Około godz. 18.15 euro wyceniano na 4,28 zł, co ostatnio miało miejsce w październiku 2011 r. Za dolara płacono 3,29 zł, a franka szwajcarskiego wyceniano na 3,54 zł, najtaniej od listopada 2011. Za dolara i euro w poniedziałek płacono o ok. 25 groszy mniej niż dwa tygodnie temu.
Euro, dolar, złoty
Analityk z TMS Brokers Szymon Zajkowski zwrócił uwagę na umocnienie euro wobec dolara, co miało związek z oczekiwaniami na poniedziałkowe spotkanie ministrów finansów strefy euro, które miało się rozpocząć o godz. 17. - Inwestorzy liczą na wypracowanie porozumienia w sprawie zamiany greckich obligacji na niżej oprocentowane - uważa Zajkowski.
W ślad za umacniającą się walutą europejską na sile zyskiwał także złoty, osiągając poziom 4,27 do euro i 3,28 wobec dolara. - Po raz kolejny złoty razem z węgierskim forintem były walutami najwięcej zyskującymi w stosunku do dolara, jak i do euro. Jeżeli rozstrzygnięcia spotkania eurogrupy nie rozczarują rynku, złoty będzie się dalej umacniał - prognozuje analityk.

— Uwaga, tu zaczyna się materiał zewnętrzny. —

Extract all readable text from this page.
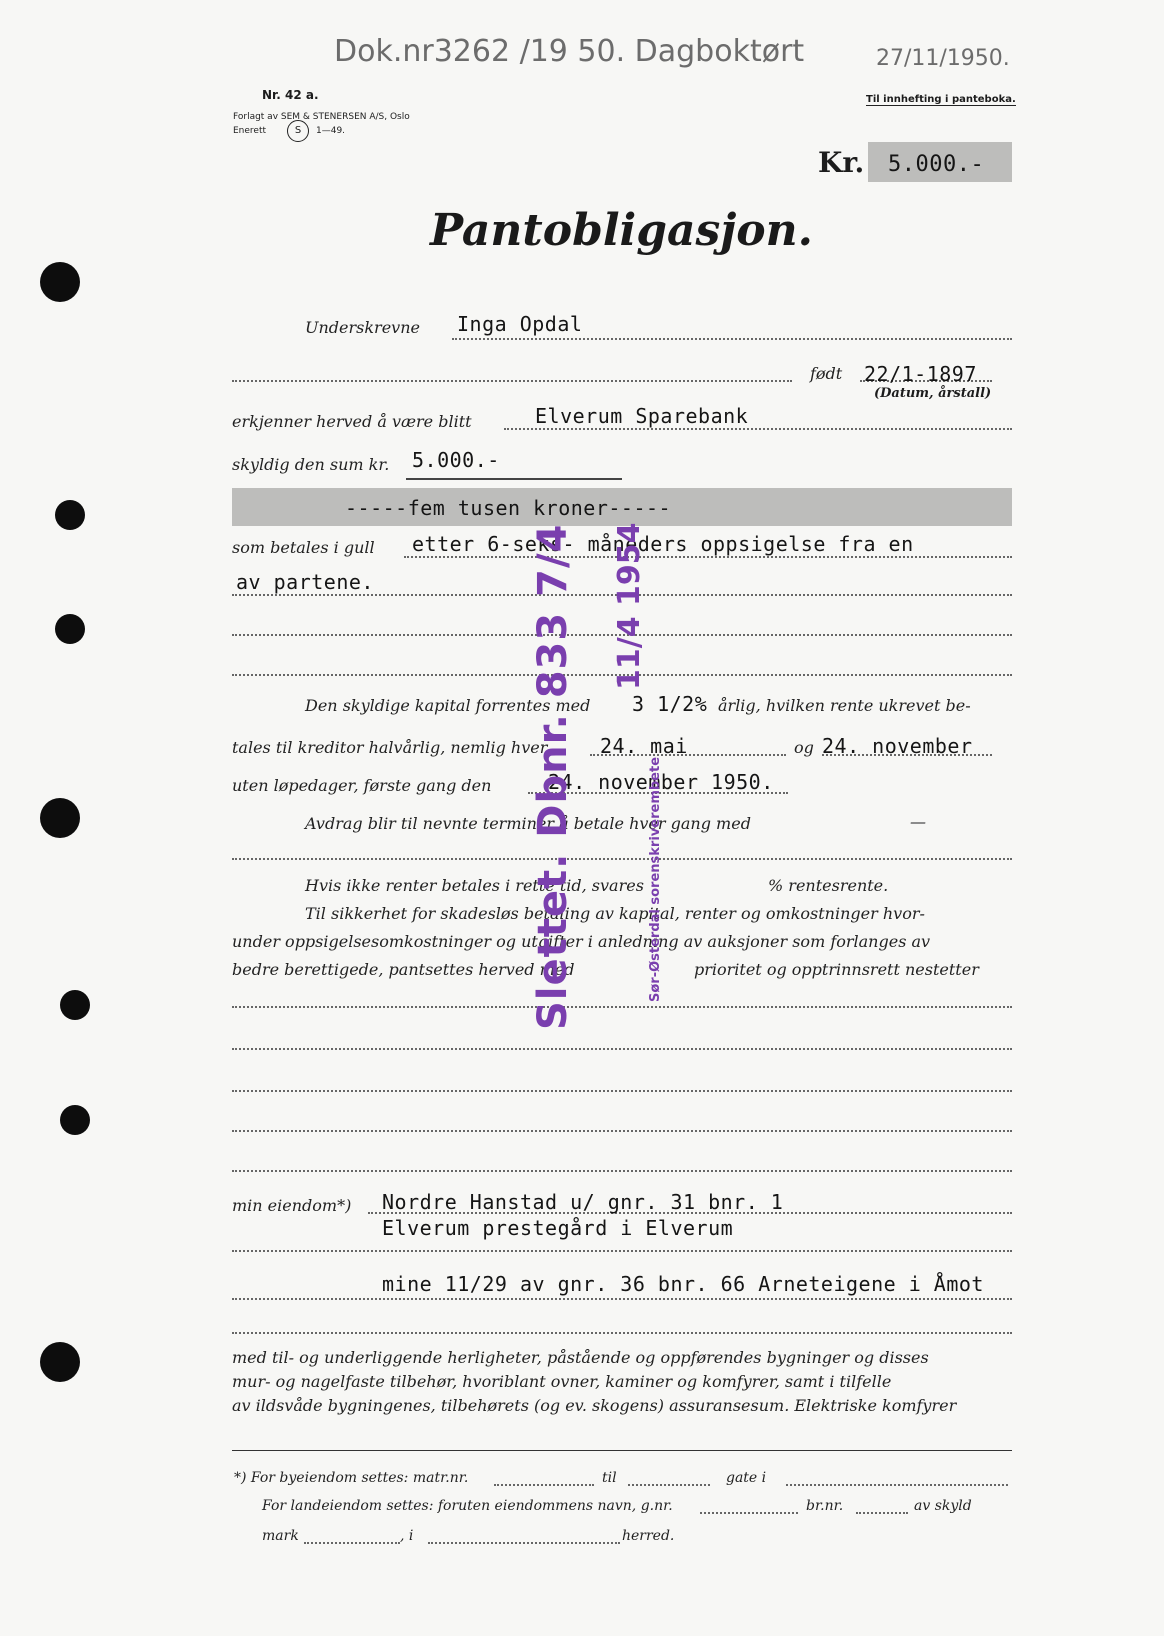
Dok.nr3262 /19 50. Dagboktørt	27/11/1950.
Nr. 42 a.
Forlagt av SEM & STENERSEN A/S, Oslo
Enerett	S	1—49.
Til innhefting i panteboka.
Kr. 5.000.-
Pantobligasjon.
Underskrevne Inga Opdal
født 22/1-1897
(Datum, årstall)
erkjenner herved å være blitt	Elverum Sparebank
skyldig den sum kr. 5.000.-
-----fem tusen kroner-----
som betales i gull etter 6-seks- måneders oppsigelse fra en
av partene.
Den skyldige kapital forrentes med 3 1/2% årlig, hvilken rente ukrevet be-
tales til kreditor halvårlig, nemlig hver	24. mai	og 24. november
uten løpedager, første gang den	24. november 1950.
Avdrag blir til nevnte terminer å betale hver gang med	—
Hvis ikke renter betales i rette tid, svares	% rentesrente.
Til sikkerhet for skadesløs betaling av kapital, renter og omkostninger hvor-
under oppsigelsesomkostninger og utgifter i anledning av auksjoner som forlanges av
bedre berettigede, pantsettes herved med	prioritet og opptrinnsrett nestetter
min eiendom*) Nordre Hanstad u/ gnr. 31 bnr. 1
Elverum prestegård i Elverum
mine 11/29 av gnr. 36 bnr. 66 Arneteigene i Åmot
med til- og underliggende herligheter, påstående og oppførendes bygninger og disses
mur- og nagelfaste tilbehør, hvoriblant ovner, kaminer og komfyrer, samt i tilfelle
av ildsvåde bygningenes, tilbehørets (og ev. skogens) assuransesum. Elektriske komfyrer
*) For byeiendom settes: matr.nr.	til	gate i
For landeiendom settes: foruten eiendommens navn, g.nr.	br.nr.	av skyld
mark	, i	herred.
Slettet. Dbnr. 833 7/4 11/4 1954
Sør-Østerdal sorenskriverembete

Według niego na drodze do dalszego wzmocnienia polskiej waluty stoi silny opór na poziomie 4,26. - Ponadto biorąc pod uwagę skalę ostatnich spadków na parach złotówkowych, możliwe jest pewne odreagowanie i przejściowe osłabienie złotego - dodał.

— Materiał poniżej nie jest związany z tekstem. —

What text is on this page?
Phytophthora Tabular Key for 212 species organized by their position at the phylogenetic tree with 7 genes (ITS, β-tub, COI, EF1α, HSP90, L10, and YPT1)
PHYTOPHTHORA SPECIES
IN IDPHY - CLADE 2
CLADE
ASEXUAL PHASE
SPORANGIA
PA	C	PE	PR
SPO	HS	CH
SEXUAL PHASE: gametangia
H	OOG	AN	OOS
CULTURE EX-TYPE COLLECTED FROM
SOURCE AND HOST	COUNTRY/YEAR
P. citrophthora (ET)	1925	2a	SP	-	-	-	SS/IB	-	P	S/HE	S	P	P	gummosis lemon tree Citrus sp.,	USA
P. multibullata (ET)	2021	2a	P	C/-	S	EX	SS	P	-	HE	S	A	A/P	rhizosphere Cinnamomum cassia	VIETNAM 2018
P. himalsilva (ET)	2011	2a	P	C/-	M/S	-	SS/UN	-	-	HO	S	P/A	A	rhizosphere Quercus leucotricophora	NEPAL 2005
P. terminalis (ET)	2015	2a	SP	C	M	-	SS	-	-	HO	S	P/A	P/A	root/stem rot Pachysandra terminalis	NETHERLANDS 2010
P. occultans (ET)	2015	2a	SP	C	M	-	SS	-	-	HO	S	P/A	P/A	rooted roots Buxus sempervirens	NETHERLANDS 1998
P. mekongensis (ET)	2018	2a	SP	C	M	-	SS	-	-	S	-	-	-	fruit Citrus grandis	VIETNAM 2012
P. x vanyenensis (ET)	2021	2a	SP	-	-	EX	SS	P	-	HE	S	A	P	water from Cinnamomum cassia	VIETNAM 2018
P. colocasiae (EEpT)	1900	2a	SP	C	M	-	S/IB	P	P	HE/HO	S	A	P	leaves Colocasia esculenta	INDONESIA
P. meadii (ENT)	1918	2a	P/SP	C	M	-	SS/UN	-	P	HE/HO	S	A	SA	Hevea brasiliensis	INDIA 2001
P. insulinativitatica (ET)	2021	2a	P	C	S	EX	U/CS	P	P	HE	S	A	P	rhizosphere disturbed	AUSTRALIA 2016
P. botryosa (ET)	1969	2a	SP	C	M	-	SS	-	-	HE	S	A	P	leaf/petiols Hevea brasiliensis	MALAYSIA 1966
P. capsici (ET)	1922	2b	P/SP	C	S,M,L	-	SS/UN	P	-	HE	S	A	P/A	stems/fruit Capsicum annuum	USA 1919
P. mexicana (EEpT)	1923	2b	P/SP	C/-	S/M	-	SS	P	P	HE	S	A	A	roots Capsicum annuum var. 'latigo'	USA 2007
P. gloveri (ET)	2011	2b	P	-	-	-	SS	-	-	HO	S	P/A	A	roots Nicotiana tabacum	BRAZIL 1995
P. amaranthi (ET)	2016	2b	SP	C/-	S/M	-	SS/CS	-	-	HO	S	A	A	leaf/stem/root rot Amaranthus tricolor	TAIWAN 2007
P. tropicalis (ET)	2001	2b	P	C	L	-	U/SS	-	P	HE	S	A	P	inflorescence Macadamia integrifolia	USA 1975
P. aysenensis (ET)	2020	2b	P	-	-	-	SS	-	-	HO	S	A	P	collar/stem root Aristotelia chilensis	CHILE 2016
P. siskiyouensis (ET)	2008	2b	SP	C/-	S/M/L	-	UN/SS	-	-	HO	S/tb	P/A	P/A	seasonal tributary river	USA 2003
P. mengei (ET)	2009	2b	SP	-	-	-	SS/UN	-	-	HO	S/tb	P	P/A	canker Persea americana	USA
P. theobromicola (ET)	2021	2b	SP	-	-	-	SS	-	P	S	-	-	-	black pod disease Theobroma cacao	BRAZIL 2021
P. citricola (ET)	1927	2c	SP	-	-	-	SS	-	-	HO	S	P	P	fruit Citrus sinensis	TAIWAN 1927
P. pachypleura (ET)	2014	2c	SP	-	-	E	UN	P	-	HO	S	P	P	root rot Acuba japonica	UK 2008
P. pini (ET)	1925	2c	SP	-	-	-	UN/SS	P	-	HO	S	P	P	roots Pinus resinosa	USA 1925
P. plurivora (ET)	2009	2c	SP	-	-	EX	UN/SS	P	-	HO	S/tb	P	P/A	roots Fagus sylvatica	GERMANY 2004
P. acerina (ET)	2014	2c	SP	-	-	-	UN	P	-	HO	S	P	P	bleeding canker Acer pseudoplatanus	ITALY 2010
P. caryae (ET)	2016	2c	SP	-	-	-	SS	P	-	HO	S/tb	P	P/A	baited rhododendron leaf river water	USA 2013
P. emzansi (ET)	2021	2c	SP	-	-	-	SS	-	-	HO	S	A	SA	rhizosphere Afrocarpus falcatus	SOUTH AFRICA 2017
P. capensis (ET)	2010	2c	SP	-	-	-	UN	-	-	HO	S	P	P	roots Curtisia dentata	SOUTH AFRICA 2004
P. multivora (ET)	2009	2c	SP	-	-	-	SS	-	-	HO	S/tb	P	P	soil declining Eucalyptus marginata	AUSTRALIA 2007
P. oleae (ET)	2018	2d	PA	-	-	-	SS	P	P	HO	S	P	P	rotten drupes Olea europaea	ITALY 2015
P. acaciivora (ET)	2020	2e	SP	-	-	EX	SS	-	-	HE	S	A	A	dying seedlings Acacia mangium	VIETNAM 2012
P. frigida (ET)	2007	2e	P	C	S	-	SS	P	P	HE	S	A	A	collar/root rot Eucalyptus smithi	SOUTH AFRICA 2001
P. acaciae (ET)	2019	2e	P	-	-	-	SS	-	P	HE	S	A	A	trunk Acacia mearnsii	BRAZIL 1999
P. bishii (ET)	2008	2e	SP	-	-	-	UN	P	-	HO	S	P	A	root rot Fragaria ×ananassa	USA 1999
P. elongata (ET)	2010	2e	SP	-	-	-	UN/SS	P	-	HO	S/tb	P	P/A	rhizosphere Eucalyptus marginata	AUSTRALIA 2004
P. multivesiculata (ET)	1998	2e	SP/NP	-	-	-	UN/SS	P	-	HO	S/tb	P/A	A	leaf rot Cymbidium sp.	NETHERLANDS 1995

Także Adrian Mech z Domu Maklerskiego Noble Securities uważa, że inwestorzy przekonani są o pozytywnym zakończeniu negocjacji w sprawie redukcji greckiego długu, co jest według nich tylko kwestią czasu. - Stąd też dobry nastrój został podtrzymany. Redukcja długu wyniesie prawdopodobnie 70 proc., co jednocześnie zmniejszy obecny dług publiczny z poziomu 160 proc. PKB do 120 proc. - ocenił. Zaznaczył, że obecnie rozmowy dotyczą kwestii oprocentowania obligacji 30-letnich, na które zostanie zamieniony dług Aten. Według niego inwestorzy prywatni oczekują 4,5-proc., podczas gdy rząd oferuje 4 proc.
Ale uwaga
Z kolei według analityka z Domu Maklerskiego BOŚ Łukasza Bugaja, ciągły brak porozumienia w sprawie Grecji nie uzasadniał optymizmu, którym w poniedziałek tryskał rynek walutowy. - Euro dostało skrzydeł, rosnąc do najwyższego poziomu w tym roku i przekraczając psychologiczną barierę 1,30 wobec dolara. Mocna waluta wspólnotowa wspierała notowania surowców - zwrócił uwagę Bugaj.
Dodał, że węgierski forint zyskał w poniedziałek jeszcze więcej niż złoty. - Widać, że nasz region powoli wraca do łask, czego korzyści w najbliższej przyszłości odczują zapewne również inwestorzy giełdowi - ocenił analityk.